If you closed your eyes, or bent down to tie your shoe as they passed, you wouldn't have known it.
Why?
Why the muted reception for this team? It was similar to other recent years of the parade, including after WSU turned a major corner for a 9-4 season in 2015.
The reason may suggest an overall assessment of things seven years into the Mike Leach era.
First, at what point does his monologue after last Friday’s Apple Cup not call for a comment from Kirk Schulz?
After all, as the president of the university, Schulz has to think of his predecessor – how he handled things, and how it will be viewed into the future.
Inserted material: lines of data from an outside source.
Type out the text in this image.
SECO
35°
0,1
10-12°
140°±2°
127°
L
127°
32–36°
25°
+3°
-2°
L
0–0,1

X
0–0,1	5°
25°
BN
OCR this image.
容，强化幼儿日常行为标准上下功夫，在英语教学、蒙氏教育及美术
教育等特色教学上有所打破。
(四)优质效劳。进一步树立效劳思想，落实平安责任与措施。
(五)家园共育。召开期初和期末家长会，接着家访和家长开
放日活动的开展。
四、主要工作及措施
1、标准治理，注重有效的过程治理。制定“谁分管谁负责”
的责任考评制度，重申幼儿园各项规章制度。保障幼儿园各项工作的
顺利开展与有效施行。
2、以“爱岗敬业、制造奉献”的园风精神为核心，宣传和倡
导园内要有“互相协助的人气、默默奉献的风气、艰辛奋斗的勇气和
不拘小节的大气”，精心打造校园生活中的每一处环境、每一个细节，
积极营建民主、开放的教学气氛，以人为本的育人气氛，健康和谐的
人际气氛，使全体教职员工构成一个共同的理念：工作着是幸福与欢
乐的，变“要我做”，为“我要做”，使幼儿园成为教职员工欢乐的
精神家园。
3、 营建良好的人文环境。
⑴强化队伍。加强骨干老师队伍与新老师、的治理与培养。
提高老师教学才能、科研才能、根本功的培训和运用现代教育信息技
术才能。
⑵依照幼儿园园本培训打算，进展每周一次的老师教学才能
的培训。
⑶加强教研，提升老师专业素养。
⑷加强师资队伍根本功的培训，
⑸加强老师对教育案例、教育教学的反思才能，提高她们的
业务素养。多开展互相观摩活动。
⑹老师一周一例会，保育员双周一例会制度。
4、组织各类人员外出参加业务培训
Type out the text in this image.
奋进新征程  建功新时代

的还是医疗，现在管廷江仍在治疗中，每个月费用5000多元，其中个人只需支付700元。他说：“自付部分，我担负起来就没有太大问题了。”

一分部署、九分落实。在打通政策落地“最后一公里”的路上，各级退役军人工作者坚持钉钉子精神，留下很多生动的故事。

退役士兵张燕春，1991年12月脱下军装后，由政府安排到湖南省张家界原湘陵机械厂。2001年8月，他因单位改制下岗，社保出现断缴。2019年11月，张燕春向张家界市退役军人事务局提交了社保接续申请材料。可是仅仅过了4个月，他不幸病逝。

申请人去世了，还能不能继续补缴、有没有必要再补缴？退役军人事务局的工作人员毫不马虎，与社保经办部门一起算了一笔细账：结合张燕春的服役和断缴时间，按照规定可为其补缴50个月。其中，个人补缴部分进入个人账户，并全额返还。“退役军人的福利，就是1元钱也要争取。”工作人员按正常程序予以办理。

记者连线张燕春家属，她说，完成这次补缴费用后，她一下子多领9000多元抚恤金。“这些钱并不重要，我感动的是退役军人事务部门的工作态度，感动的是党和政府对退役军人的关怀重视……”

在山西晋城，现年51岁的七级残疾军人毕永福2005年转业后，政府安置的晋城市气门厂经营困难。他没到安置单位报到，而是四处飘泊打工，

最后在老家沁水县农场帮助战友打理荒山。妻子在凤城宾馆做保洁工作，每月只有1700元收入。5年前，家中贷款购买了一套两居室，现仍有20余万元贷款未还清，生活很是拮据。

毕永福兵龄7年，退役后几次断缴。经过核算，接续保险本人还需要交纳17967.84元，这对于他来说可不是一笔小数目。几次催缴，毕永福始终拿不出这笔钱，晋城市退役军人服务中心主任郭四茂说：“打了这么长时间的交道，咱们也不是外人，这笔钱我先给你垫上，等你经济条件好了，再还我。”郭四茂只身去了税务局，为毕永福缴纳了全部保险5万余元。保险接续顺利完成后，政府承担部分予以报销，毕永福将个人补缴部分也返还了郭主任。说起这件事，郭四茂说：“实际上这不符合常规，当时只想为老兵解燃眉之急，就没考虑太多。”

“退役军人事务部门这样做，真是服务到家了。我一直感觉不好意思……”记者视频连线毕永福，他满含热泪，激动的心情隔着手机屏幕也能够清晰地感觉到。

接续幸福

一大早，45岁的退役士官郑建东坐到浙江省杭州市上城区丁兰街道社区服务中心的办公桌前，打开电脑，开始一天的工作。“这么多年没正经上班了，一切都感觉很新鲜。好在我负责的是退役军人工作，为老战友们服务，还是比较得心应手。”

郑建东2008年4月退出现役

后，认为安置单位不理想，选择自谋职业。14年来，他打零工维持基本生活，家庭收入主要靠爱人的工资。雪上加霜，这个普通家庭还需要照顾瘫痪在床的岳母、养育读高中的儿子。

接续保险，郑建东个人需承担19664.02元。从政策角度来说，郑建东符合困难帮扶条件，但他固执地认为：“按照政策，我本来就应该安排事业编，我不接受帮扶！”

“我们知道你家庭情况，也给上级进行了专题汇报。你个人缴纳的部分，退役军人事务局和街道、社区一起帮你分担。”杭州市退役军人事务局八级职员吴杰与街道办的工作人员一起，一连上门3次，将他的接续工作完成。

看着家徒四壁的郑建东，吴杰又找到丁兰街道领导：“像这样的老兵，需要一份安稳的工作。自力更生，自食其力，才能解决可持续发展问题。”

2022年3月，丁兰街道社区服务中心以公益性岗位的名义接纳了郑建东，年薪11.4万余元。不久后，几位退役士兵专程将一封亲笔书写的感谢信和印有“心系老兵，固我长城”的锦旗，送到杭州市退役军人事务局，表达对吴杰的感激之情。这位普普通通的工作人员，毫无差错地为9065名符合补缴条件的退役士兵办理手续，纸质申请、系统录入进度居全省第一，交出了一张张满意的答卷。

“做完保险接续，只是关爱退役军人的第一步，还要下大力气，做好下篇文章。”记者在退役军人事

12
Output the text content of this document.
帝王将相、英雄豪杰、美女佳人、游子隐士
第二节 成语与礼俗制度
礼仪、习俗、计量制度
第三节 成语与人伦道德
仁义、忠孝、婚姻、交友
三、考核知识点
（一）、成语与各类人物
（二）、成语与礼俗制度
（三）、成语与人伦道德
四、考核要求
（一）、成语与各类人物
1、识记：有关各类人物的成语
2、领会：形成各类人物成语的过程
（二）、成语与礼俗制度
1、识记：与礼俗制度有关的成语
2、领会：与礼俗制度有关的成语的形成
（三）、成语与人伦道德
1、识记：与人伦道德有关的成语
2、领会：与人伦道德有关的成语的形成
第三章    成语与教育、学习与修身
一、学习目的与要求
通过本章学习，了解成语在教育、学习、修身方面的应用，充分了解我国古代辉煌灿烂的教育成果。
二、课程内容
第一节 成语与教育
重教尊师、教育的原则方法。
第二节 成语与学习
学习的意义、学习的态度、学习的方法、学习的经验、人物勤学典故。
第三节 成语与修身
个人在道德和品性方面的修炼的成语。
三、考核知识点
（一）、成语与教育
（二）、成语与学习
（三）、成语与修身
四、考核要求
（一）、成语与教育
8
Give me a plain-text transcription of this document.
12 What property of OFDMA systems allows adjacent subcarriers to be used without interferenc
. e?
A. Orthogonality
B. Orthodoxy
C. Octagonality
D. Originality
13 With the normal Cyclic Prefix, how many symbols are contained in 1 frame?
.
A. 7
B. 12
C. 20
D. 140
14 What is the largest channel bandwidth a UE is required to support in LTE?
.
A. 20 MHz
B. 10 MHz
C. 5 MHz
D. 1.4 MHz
In 2011-2012, the late Elson Floyd ultimately bought the notion that WSU needed expenditures of $120-million-plus (and Mike Leach) in order to “compete” again. The deal was simple. The program traded its can-do charm – or at least can-did – for massive debt, an office park stadium, enough polish to put that charm away for good, and a coach we just can't get behind, regardless if you think his analysis of whether a hot dog is a sandwich is funny.
And while Kirk Schulz has to think of the specter of Elson Floyd, Coach Leach has to now think of the specter of Mike Price.
Leach is getting near fair-comparison-time to Price, the aw-shucks guy WSU found at Weber State and paid a middling salary for 13 years (and two Rose Bowls).
But Leach goes to a bowl every year, people say.
And...? There are 40 bowls now.
The point is to have a program that can finish out any one year. This is what’s missing.
If you finish a year, show up against U.W. and go to a Rose Bowl, then follow it with two or three down years, that's far more meaningful than a program which remains good or pretty good every year, but never great, never bad – all the while led by a coach who is supposed to be funny and likeable but is closer to the opposite.
So Schulz and the university are stuck.
They can continue the see-no-problem, hear-no-problem, or they can do this:
Acknowledge that going to a bowl at 6-6 means nothing. Assign the Apple Cup problem to the entire psychology department to study. Kirk Schulz, think about the front porch of the university now offering (sour) greetings from Mike Leach sitting there in a pair of cargo shorts.
And remind the coach that for all his “genius,” success, money and facilities, he could very well still be getting beat by some guy from Weber State.